Oura Ring vs NextSense Smartbuds: Track Your Sleep, or Improve It?
Reviewed by the NextSense sleep science team
They sound like rivals. They're really two different tools for two different jobs — and knowing which job you want decides which one belongs on your body tonight.
The short answer: the Oura Ring is one of the best sleep trackers ever made. NextSense Smartbuds aren't a tracker at all — they're a sleep improver. One tells you how you slept. The other works, in real time, to help you sleep better.
What the Oura Ring does well
Credit where it's due: Oura is excellent. The Gen 4 ring is light, comfortable enough to forget you're wearing it, and lasts up to eight days on a charge. From your finger it tracks heart rate, heart-rate variability, body temperature, movement, and blood oxygen, then turns them into a polished Sleep Score and Readiness Score each morning. As an all-day health and recovery companion, it's superb.
The two things it can't do
1. It infers your sleep; it doesn't read your brain. Sleep stages are defined by brain activity — that's why sleep labs use EEG. A ring estimates your stages from the downstream signals it can reach at the finger: pulse, temperature, motion. Good estimation, but estimation.
2. It only measures. This is the bigger one. The Oura Ring will tell you, faithfully, that your deep sleep was low again. It cannot do anything about it. And most of its insights sit behind a membership (about $5.99/month) on top of the ring's price.
What Smartbuds do differently
NextSense Smartbuds put clinical-grade EEG sensors in your ears — reading your brain's electrical rhythm directly, the same signal a sleep lab reads. Then they close the loop: when they detect deep sleep, they deliver sound timed to deepen it. They don't just score the night; they shape it. And it's a one-time purchase — no subscription to keep your own data.

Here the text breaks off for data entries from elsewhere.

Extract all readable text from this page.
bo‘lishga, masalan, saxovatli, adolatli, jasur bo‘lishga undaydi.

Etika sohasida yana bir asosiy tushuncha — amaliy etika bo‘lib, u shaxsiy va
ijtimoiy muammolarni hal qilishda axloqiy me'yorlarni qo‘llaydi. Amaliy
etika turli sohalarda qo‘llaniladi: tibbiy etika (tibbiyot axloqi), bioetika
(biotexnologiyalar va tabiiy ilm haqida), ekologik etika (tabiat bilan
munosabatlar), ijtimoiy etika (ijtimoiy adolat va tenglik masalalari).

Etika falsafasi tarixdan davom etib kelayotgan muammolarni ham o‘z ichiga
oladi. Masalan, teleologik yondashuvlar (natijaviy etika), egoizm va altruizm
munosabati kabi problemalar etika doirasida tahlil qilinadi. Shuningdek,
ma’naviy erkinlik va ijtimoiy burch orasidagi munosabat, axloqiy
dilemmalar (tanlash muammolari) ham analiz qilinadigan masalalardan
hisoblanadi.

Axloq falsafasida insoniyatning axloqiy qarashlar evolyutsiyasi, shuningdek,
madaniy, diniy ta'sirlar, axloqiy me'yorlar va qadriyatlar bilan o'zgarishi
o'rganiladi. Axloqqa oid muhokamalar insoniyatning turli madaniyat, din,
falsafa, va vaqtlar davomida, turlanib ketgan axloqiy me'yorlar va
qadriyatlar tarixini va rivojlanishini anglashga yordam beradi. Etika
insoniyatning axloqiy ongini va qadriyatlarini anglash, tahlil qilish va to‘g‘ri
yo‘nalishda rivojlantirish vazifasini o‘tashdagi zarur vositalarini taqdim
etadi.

| Oura Ring 4 | NextSense Smartbuds | |
|---|---|---|
| Worn on | Finger | In-ear |
| Sleep signal | Heart rate, temp, motion (inferred) | EEG — direct brain activity |
| Improves your sleep? | No — measures only | Yes — closed-loop audio |
| All-day health metrics | Yes (strong) | Sleep-focused |
| Subscription | Required for insights (~$5.99/mo) | None — one-time purchase |
Could you use both?
Honestly, yes — and many people will. Wear the ring for daytime recovery trends; wear Smartbuds to actually improve the night. They answer different questions. (The Wize Sleep app even brings data from both into one place.)
Which should you buy?
If what you want is to know your sleep and track all-day health, the Oura Ring is a great choice. If what you want is to change your sleep — to get more deep sleep, not just a number telling you it was low — that's the one thing a ring can't do, and exactly what Smartbuds are built for.